General Secretary of the UMP
- In office 19 November 2012 – 15 June 2014
- Preceded by: Jean-François Copé
- Succeeded by: Luc Chatel

Chairperson of the Cultural and Education Affairs Committee
- In office 1 July 2009 – 28 June 2012
- Succeeded by: Patrick Bloche

Member of the Departmental council of Alpes-Maritimes for Canton of Le Cannet
- In office 27 March 1994 – 22 August 2002

Personal details
- Born: 13 October 1962 (age 63) Alicante, Spain
- Party: LR
- Relatives: Philippe Tabarot (brother)
- Occupation: Business executive

= Michèle Tabarot =

French politician

Michèle Tabarot (born 13 October 1962) is a French politician of the Republicans who served as a member of the National Assembly of France from 2002 to 2024, representing Alpes-Maritimes' 9th constituency.

== Early life ==
Tabarot is the daughter of Robert Tabarot, Knight of the National Order of Merit, who was one of the leaders of the OAS in Oran, and former North African boxing champion (nicknamed "The Rock"). Her brother Philippe Tabarot is a member of the Senate.
Arrival of Algeria, the family Tabarot exiles in Alicante (Spain) to the independence of Algeria, and remains there until 1969, after the amnesty of the old ones of the OAS.

== Political career ==
=== Career in local politics ===
Tabarot was Vice-mayor of Pierre Bachelet, mayor RPR of Cannet from 1983 to 1995. She defeated him in the municipal elections of 1995.

Since then, Tabarot has been re-elected mayor each time since the first round, in 2001 under the liberal-democratic label, in 2008 under the UMP label (64.96% of votes), then in 2014 under the UMP label (50.45% of the votes).

Due to the limitation of the plurality of the mandates, Tabarot resigned from her position of Mayor of Cannet on 24 July 2017.

=== Member of the National Assembly ===
Tabarot's first time as a candidate for the National Assembly was a Union for French Democracy-Liberal Democracy candidate in the 1997 legislative elections in the 9th constituency of Alpes-Maritimes, but she was beaten in the first round.

Tabarot was elected member of Parliament on 16 June 2002, for the 12th Legislature (2002–2007), in the 9th constituency of Alpes-Maritimes. She was re-elected in the first round, on 10 June 2007 with 53.13% of the votes, defeating André Aschieri, ecologist and mayor of Mouans-Sartoux. From 1 July 2009 to 28 June 2012, she was a Chairperson of the Cultural and Education Affairs Committee. She was re-elected, on 17 June 2012 and she became vice-chair of the Cultural and Education Affairs Committee.

In the UMP's 2012 leadership election, Tabarot endorsed Jean-François Copé.

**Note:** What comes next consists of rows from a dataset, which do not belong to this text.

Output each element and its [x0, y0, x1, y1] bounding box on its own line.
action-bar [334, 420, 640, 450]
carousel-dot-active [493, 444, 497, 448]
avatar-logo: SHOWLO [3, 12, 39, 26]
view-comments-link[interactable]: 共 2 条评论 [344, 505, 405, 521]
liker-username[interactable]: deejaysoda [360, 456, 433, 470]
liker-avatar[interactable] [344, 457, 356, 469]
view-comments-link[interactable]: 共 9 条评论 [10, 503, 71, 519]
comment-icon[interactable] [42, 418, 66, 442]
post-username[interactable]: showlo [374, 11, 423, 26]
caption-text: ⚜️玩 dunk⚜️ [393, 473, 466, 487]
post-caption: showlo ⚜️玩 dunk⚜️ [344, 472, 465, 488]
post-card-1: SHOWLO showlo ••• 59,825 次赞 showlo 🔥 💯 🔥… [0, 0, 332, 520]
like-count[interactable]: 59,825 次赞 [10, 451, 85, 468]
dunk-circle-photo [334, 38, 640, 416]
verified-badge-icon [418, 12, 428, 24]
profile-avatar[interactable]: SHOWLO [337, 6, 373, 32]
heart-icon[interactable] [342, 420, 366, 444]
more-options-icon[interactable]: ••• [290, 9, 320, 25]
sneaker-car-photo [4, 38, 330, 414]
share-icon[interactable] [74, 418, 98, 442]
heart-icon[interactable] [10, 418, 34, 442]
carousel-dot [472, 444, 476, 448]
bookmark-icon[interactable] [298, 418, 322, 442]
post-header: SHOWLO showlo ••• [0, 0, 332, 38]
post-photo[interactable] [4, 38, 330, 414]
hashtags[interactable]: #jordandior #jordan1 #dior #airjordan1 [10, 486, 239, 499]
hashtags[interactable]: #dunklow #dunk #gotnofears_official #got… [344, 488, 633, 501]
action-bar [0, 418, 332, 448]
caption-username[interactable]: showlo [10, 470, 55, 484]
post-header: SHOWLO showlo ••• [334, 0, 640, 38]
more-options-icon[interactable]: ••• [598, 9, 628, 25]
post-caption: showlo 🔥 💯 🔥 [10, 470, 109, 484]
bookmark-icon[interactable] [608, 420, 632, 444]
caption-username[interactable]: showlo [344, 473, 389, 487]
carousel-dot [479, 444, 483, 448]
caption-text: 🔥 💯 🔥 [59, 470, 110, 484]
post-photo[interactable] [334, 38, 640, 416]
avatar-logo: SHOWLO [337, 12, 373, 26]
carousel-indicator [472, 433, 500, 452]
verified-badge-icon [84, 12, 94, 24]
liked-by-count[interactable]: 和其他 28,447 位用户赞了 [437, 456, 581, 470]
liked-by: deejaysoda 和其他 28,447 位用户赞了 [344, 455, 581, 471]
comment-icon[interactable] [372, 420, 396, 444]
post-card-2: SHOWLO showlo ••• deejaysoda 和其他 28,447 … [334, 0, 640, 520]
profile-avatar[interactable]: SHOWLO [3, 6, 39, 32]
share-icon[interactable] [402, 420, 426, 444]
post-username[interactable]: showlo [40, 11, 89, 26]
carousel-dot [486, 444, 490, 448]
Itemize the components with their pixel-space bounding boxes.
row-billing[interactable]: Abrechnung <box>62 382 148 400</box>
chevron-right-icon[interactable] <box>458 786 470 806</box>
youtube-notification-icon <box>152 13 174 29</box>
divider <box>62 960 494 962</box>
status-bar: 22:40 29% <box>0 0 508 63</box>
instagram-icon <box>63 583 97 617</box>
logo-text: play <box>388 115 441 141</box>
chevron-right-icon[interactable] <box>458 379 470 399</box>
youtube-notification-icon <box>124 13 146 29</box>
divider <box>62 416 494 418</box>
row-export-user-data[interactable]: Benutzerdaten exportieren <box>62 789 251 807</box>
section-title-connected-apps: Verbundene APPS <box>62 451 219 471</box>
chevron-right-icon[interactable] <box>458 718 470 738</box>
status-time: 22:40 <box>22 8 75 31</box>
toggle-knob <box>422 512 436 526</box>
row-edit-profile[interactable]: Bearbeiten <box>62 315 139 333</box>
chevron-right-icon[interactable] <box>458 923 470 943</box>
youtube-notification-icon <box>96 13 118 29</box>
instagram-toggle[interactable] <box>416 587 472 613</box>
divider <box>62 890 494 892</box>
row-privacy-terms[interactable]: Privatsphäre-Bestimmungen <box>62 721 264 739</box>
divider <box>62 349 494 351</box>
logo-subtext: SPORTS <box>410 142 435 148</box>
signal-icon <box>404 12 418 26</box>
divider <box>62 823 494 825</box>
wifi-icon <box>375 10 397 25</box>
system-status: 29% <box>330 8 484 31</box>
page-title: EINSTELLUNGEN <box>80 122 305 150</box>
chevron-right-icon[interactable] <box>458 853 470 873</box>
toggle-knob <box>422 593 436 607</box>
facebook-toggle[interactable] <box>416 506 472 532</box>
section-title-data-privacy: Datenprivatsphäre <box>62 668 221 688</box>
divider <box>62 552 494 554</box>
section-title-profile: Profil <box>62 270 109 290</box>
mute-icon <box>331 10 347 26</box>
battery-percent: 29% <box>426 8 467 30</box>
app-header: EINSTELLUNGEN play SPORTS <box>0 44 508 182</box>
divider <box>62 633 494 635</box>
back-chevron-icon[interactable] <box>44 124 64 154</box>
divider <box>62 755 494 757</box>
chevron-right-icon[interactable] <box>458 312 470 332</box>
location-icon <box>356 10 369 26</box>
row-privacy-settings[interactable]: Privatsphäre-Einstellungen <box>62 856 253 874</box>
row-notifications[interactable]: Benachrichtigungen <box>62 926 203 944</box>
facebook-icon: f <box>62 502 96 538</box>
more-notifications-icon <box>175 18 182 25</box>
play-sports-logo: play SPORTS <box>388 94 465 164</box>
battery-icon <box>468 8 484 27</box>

In the Republicans' 2016 presidential primaries, Tabarot endorsed Copé as the party's candidate for the office of President of France. She later served as Copé's campaign director.
On 3 March 2017, in the context of the Fillon affair, she gave up supporting candidate François Fillon LR in the presidential election and asked for his replacement by Alain Juppé.

Tabarot was re-elected in the 2017 French legislative election. She sits on the Foreign Affairs Committee and the Committee on European Affairs. In addition to her committee assignments, she serves as Vice-President of the France-India Friendship Group in National Assembly. Since 2022, she has also been part of the French delegation to the NATO Parliamentary Assembly, where she serves on the Political Committee, the Sub-Committee on NATO Partnerships, the Sub-Committee on Transatlantic Relations and the Mediterranean and Middle East Special Group.

In the Republicans’ 2017 leadership election, Tabarot endorsed Laurent Wauquiez as chairman.

Following Christian Jacob’ s election as LR chairman, Tabarot announced her candidacy to succeed him as leader of the party's parliamentary group. In an internal vote in November 2019, she eventually came in third out of six candidates; the position went to Damien Abad instead.

In the run-up to the Republicans’ 2022 convention, Tabarot endorsed Éric Ciotti as the party's chairman.

== Political positions ==
In July 2019, Tabarot voted in favor of the French ratification of the European Union's Comprehensive Economic and Trade Agreement (CETA) with Canada.

In 2020, Tabarot co-authored (along with Jacques Maire) a parliamentary report recommending tighter parliamentary oversight of government decisions on arms exports.